This is a new poem, a true poem, a message straight through and through poem, and like
all messages I write for people, like people who own people, I own them.
Because nothing says I'm standing naked for the world to decide on, like the raw and uncharted
new poem.
These words are my slaves.
Are you uncomfortable yet?
I'll whip them and beat them and mold them, hold them and make them do my bidding, I'll
auction off words like live and love as if they were sheep in a stable, an unstable stable
of unwilling sheep.
Who am I kidding?
By sheep I mean people because sleep comes slow to the guilty, and I'm not guilty for
who I am.
I'm guilty by proxy, but these words, how else can I get these words to believe me?
Doing these words for your own good words, but these words don't comply, they defeat
me.
See, my grandpa was a racist asshole, and I'd love to say what did he know, but he knew
how to work and he knew how to love my grandmother and was a politician, so as a child I looked
up to him, then later in life refused him, and because he was an asshole to people he
struggled with being disowned.
Now I'm owned by these words, by the struggle handed down by my father, whose father and
grandfather handed down shame because they thought they were in some way better than
another man and all women, and now I endeavor with words to explain, I am not my father
or grandfather, I am not my father's grandfather, I am not the mistakes that they made, I am
change, I can change, I am better in this way, yet these words bring nothing but pain.
Unless I redress, let these words live in love with them, let these words be who they
are and let them come and learn from them, let them pour out their knowledge like how
a man is supposed to be in 2016, if I feed them and heed them they'll allow me to be
them and lead me to true understanding.
I am not my privileged white lineage, I'm me, openly, I've welcomed all humans, women
and men of all races, I've worked to earn given my word to continue to learn from the
mistakes that I've made, and I'm bad with names but I'm good with faces because they're
all so beautiful when you catch what they're saying, like songs about love heard by broken-hearted
children it's in them, not what's on them.
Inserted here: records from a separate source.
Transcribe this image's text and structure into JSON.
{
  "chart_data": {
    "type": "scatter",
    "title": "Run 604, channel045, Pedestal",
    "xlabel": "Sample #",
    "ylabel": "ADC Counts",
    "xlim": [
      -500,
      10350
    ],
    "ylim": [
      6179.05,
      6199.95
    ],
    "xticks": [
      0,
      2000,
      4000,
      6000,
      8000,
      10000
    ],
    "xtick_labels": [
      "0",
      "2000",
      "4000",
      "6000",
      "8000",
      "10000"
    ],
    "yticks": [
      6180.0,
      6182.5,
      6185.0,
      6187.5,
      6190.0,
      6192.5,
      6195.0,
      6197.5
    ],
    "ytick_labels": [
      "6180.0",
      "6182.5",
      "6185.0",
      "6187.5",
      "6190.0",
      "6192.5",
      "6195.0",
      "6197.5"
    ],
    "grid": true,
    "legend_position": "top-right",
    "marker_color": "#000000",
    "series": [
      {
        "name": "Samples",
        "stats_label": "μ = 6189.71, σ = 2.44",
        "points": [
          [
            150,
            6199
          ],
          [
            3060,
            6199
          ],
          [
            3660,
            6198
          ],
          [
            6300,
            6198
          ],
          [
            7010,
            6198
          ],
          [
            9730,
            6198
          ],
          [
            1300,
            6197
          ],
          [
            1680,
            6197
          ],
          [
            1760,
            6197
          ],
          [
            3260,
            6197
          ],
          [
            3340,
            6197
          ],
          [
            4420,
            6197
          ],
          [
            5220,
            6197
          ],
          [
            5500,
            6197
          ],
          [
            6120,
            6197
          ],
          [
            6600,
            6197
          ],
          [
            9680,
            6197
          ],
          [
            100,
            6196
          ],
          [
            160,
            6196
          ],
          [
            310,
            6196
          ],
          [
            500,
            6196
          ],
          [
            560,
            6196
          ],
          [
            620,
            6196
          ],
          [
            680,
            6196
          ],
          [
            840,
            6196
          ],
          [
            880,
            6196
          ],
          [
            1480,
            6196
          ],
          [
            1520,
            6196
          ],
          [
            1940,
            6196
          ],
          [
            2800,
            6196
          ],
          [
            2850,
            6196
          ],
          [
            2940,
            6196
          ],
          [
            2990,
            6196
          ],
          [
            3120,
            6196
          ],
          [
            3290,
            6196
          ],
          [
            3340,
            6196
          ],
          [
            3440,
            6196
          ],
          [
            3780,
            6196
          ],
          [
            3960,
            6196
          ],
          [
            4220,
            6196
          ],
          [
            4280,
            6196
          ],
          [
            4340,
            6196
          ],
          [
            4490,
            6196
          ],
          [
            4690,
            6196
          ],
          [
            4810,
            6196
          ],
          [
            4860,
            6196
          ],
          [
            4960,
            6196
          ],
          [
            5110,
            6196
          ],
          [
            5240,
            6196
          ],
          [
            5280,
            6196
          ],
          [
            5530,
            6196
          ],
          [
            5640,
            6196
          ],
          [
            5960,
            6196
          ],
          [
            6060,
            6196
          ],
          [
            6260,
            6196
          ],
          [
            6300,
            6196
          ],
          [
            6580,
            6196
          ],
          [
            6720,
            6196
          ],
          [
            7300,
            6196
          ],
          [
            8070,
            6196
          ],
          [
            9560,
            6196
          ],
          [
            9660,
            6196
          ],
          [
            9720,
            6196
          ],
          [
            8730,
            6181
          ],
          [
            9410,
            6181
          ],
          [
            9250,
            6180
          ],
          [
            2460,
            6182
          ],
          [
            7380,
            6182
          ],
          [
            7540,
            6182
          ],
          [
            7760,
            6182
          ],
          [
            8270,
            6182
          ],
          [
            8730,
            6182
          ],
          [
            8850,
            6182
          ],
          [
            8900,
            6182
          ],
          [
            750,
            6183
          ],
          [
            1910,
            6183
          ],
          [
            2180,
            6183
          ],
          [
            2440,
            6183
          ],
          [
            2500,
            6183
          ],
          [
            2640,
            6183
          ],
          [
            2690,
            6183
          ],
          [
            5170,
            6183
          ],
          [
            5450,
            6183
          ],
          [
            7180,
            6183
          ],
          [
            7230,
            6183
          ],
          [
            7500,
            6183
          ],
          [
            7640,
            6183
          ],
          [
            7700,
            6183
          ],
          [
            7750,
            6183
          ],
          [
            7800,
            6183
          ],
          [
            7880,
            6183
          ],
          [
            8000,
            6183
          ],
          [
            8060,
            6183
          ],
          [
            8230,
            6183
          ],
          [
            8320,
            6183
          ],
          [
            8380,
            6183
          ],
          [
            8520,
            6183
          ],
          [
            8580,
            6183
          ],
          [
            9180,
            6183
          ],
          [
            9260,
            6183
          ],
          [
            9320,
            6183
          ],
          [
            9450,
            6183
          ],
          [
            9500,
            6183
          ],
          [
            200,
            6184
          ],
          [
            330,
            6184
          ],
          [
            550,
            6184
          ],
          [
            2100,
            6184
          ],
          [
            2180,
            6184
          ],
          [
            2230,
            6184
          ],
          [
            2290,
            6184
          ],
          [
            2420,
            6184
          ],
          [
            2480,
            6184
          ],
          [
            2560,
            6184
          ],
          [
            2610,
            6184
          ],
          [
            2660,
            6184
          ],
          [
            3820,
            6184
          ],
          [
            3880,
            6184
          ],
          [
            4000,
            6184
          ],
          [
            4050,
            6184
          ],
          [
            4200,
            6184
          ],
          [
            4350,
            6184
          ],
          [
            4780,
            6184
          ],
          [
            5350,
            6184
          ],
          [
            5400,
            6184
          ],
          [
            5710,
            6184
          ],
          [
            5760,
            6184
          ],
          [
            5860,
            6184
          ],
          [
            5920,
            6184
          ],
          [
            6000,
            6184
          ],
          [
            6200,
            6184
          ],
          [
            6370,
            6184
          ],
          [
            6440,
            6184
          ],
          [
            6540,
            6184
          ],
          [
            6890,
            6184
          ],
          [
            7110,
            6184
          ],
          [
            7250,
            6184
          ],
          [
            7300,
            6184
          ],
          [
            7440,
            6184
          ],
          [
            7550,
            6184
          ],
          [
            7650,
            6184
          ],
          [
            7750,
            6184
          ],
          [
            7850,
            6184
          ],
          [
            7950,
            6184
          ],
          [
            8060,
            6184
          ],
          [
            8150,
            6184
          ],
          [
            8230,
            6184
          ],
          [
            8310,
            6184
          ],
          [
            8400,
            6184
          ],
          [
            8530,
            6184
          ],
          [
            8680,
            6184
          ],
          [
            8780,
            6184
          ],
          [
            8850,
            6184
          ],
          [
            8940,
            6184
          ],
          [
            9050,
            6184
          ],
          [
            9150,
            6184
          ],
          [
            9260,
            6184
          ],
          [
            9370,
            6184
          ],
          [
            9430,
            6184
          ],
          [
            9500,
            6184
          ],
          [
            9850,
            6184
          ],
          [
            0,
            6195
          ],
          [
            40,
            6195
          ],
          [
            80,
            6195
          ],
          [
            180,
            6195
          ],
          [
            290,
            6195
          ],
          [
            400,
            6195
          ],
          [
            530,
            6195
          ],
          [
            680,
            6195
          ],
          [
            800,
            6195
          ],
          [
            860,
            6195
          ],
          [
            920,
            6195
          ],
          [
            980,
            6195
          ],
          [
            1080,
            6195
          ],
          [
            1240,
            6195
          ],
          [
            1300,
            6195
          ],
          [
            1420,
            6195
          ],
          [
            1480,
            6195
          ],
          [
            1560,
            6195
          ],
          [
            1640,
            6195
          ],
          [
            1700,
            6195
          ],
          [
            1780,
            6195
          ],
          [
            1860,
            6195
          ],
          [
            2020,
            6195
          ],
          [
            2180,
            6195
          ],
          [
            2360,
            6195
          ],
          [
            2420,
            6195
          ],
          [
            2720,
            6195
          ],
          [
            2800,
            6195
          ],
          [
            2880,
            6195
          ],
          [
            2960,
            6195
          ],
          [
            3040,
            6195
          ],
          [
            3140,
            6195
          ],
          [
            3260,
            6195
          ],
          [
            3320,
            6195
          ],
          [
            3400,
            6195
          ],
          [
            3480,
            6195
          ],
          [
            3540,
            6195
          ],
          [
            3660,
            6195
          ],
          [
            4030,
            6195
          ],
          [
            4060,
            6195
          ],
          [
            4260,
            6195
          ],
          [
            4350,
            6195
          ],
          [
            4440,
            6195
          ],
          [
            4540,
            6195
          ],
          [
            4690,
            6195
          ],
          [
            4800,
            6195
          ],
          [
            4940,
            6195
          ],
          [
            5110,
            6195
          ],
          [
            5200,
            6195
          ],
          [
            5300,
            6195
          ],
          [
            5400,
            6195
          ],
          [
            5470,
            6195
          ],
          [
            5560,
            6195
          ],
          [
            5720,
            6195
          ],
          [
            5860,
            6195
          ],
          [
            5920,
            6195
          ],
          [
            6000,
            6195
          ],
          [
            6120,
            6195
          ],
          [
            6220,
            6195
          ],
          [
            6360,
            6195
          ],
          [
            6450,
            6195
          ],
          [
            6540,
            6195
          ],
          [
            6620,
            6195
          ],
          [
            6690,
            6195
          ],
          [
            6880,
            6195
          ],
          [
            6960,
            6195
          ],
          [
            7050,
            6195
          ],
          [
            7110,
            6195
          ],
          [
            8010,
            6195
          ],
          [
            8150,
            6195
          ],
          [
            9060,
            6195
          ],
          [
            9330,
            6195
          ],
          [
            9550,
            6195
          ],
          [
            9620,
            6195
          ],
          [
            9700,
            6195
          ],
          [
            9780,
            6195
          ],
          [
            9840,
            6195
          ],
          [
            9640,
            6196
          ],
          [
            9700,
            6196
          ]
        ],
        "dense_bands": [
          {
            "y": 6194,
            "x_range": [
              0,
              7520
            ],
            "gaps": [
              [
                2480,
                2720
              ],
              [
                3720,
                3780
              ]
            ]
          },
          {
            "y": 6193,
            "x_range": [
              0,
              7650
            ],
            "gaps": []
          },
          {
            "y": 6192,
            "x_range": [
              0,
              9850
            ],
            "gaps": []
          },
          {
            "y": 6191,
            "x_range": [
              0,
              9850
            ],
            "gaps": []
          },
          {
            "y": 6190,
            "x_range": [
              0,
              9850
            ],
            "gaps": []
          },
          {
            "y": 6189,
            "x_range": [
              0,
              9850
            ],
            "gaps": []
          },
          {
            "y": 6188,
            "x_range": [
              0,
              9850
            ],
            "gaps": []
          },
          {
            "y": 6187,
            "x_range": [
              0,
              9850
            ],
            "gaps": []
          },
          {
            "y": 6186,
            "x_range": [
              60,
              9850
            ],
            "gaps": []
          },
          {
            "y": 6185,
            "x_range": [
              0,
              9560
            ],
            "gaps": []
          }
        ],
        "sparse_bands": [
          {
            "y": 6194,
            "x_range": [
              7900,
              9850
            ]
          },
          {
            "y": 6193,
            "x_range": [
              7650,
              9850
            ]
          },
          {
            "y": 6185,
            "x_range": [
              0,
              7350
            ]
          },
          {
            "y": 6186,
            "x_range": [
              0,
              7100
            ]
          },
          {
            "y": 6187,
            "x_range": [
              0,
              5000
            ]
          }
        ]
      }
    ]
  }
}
I love these words who forgive me for being a poet, I'm so grateful for these words who
shine the light in front of me like a star in a hallway that shatters a doorway that
bursts to a walkway that twists through a forest of words that bring me to truth.
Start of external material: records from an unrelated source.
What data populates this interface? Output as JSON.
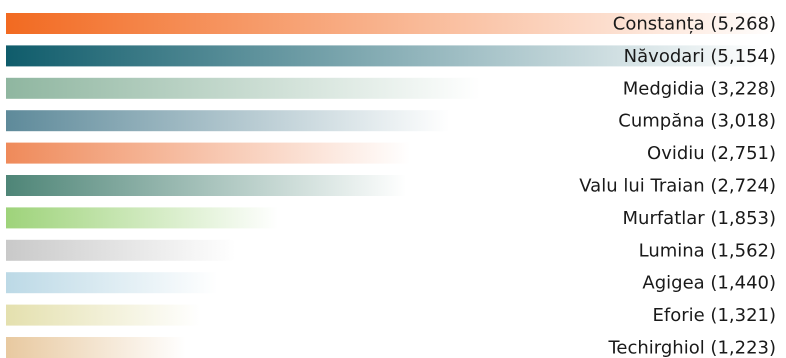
{
  "chart_data": {
    "type": "bar",
    "orientation": "horizontal",
    "categories": [
      "Constanța",
      "Năvodari",
      "Medgidia",
      "Cumpăna",
      "Ovidiu",
      "Valu lui Traian",
      "Murfatlar",
      "Lumina",
      "Agigea",
      "Eforie",
      "Techirghiol"
    ],
    "values": [
      5268,
      5154,
      3228,
      3018,
      2751,
      2724,
      1853,
      1562,
      1440,
      1321,
      1223
    ],
    "labels": [
      "Constanța (5,268)",
      "Năvodari (5,154)",
      "Medgidia (3,228)",
      "Cumpăna (3,018)",
      "Ovidiu (2,751)",
      "Valu lui Traian (2,724)",
      "Murfatlar (1,853)",
      "Lumina (1,562)",
      "Agigea (1,440)",
      "Eforie (1,321)",
      "Techirghiol (1,223)"
    ],
    "colors": [
      "#f26a21",
      "#0f5c6b",
      "#8fb6a0",
      "#5e8a9a",
      "#ef8a5a",
      "#4e8577",
      "#9ed37a",
      "#c9c9c9",
      "#bcd9e6",
      "#e4e0ae",
      "#e8c9a0"
    ],
    "title": "",
    "xlabel": "",
    "ylabel": "",
    "grid": false,
    "legend": "none"
  }
}
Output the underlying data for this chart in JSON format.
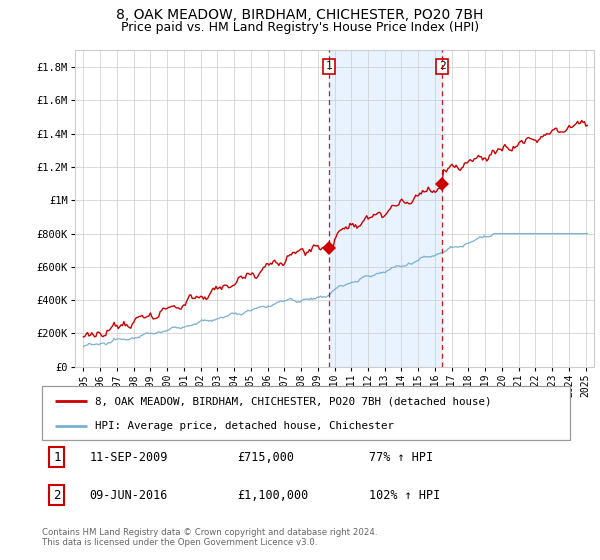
{
  "title": "8, OAK MEADOW, BIRDHAM, CHICHESTER, PO20 7BH",
  "subtitle": "Price paid vs. HM Land Registry's House Price Index (HPI)",
  "ylabel_ticks": [
    "£0",
    "£200K",
    "£400K",
    "£600K",
    "£800K",
    "£1M",
    "£1.2M",
    "£1.4M",
    "£1.6M",
    "£1.8M"
  ],
  "ytick_values": [
    0,
    200000,
    400000,
    600000,
    800000,
    1000000,
    1200000,
    1400000,
    1600000,
    1800000
  ],
  "ylim": [
    0,
    1900000
  ],
  "xlim_start": 1994.5,
  "xlim_end": 2025.5,
  "red_line_color": "#cc0000",
  "blue_line_color": "#7bafd4",
  "blue_fill_color": "#ddeeff",
  "grid_color": "#cccccc",
  "bg_color": "#ffffff",
  "vline1_x": 2009.69,
  "vline2_x": 2016.44,
  "marker1_x": 2009.69,
  "marker1_y": 715000,
  "marker2_x": 2016.44,
  "marker2_y": 1100000,
  "legend_line1": "8, OAK MEADOW, BIRDHAM, CHICHESTER, PO20 7BH (detached house)",
  "legend_line2": "HPI: Average price, detached house, Chichester",
  "ann1_date": "11-SEP-2009",
  "ann1_price": "£715,000",
  "ann1_hpi": "77% ↑ HPI",
  "ann2_date": "09-JUN-2016",
  "ann2_price": "£1,100,000",
  "ann2_hpi": "102% ↑ HPI",
  "footer": "Contains HM Land Registry data © Crown copyright and database right 2024.\nThis data is licensed under the Open Government Licence v3.0.",
  "title_fontsize": 10,
  "subtitle_fontsize": 9
}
So this is a new poem, and I love all of you poem, a poem about words and how they taught
me to live, a poem about not being owned, about cutting the noose from my family tree
and making a change from my family home and raising my children to be able to live in
a world that they've made with the words that they say because children are the authors
of creation.
Some say it's the struggle that makes a poet but I know it isn't the struggle, it's the
words that I choose to live with, so this is a new poem, and I love all of you poem,
a poem about words and how they taught me to live, a poem about not being owned.